Despite being from the UK, Owen is hoping for dry and sunny weather so that he can enjoy the “splendid views as we rush by” on Tasmania’s twisting roads. Whether that’s the case, particular on the run down the west coast to Strahan and Queenstown, remains to be seen.

The Triumph that the Brits will drive was built in 1968 as a TR250 for the US market, although it’s early history is unknown. It was rebuilt in the late 1980s in the specification of a TR5 and was raced in the Historic Roadsports Championship in the early 1990s.

“The car then fell into disuse whilst the owner lived abroad and it was purchased by my brother in 1999,” Owen recalls.

“He did two or three hillclimbs with it, and then sold it to me in 2003. Since them I’ve raced it heavily.

“Specification wise, it’s a very standard, because only the standard car was homologated for competition in period, and this car now has an FIA Historic Technical Passport (HTP).

“The car has all modern safety requirements such as a full roll cage, and the engine has been bored out to +40thou and tuned, but only to a ‘fast-road’ specification. It now puts out around 180bhp.”

Owen’s wife may well have been part of the spark that ignited her husband’s passion for classic rallying, but she won’t be in Tasmania for the event.

“I’m very lucky to have the support of my wife and family in my motorsport activities, but I’ve given them time off for good behaviour and will leave them to enjoy themselves with friends in New Zealand,” he says.

He refuses to work out what his entry in Targa Tasmania will cost him, admitting that it is a seriously expensive adventure that it unlikely to be repeated, although he certainly won’t to let that dampen his enthusiasm.

“If I can’t get myself up for this event day after day then I’d be horrified. I’ve been dreaming about it for five years”

Owen has a number of UK friends who are extremely interested in following his lead and competing in Targa Tasmania in the future. They’ll be eagerly awaiting news on his progress, and hopefully putting their own Targa plans into motion.

Support for his Targa entry has come from XL Specialty Insurance at Lloyds, while Oamps Insurance Brokers have provided assistance in kind. He’s also indebted to the Targa Tasmania staff.

“Whilst they are not exactly sponsors in the financial sense, we wouldn’t be here if it wasn’t for the huge amount of help from Helen Coad in the Octagon office (who I’ve badgered with inane questions for 18 months) and also from regular Targa competitor David Ogg, who has helped me understand the logistics, ethos and workings of the event, and pulled together a lot of details for me.”

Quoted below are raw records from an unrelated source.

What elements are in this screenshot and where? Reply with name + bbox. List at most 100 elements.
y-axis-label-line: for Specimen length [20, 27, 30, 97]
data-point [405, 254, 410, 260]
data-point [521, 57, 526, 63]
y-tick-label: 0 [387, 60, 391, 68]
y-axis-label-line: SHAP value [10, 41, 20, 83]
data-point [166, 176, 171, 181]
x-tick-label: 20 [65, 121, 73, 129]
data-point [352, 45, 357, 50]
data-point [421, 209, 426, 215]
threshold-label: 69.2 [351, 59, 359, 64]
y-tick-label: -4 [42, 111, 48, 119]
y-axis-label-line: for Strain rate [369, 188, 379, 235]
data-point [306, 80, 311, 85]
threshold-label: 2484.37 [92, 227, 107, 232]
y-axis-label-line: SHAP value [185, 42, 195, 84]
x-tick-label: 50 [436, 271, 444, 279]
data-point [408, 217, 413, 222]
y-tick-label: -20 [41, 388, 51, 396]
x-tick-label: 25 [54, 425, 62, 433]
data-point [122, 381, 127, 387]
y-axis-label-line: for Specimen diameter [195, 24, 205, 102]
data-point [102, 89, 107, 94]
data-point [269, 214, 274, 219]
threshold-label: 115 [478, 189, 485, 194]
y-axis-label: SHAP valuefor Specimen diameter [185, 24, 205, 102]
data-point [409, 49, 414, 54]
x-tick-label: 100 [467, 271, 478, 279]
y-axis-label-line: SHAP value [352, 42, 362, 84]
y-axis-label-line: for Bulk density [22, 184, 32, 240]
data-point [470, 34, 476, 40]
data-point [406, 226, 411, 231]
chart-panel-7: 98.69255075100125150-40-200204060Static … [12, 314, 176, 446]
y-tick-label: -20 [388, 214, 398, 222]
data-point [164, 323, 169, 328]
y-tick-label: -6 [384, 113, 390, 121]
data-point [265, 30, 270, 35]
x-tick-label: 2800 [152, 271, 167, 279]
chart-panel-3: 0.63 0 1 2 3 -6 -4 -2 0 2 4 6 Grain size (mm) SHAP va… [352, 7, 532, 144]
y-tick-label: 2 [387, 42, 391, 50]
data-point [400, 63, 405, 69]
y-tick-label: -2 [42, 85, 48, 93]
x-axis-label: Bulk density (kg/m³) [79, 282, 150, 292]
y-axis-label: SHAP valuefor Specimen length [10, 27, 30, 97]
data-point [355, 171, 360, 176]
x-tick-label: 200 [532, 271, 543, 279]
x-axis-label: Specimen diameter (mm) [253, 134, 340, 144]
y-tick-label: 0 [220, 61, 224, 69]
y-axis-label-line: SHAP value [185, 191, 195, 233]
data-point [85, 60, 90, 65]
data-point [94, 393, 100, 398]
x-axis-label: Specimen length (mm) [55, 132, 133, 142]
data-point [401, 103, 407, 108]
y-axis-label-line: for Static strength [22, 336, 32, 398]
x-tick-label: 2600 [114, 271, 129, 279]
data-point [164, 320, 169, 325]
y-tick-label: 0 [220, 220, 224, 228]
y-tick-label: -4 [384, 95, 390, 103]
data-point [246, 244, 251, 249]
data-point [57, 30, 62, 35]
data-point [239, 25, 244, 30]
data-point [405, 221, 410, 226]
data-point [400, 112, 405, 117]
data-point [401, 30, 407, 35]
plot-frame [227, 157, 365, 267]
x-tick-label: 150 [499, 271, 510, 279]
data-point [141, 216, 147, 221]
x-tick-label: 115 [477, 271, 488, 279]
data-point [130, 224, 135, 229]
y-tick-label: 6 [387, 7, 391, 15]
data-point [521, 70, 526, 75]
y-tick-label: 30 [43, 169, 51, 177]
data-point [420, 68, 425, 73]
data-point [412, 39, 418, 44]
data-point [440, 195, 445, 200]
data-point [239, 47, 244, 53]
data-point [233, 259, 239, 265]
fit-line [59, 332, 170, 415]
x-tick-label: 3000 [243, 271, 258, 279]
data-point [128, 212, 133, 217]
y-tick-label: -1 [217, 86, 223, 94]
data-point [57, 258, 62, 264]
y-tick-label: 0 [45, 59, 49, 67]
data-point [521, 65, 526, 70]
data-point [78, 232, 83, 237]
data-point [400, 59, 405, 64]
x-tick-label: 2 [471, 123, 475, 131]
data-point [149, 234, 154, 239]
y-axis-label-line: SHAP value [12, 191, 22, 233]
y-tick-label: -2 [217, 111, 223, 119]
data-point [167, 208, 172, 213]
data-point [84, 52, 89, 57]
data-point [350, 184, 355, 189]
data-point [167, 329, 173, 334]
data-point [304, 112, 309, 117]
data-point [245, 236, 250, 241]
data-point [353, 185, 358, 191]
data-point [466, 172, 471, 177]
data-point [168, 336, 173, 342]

With the planning done and the car on its way to Australia, all that’s left is for Owen to board the flight to Hobart and try to keep the butterflies in abeyance as he begins the highlight of his motorsport life.

“I can’t wait,” he beams.

The 20th anniversary running of Targa Tasmania is a cavalcade of motoring history and starts on Tuesday, April 5.

The event is primarily based in Launceston, while also spending one night in the west coast town of Strahan, before finishing in the state’s capital, Hobart, on Sunday, April 10.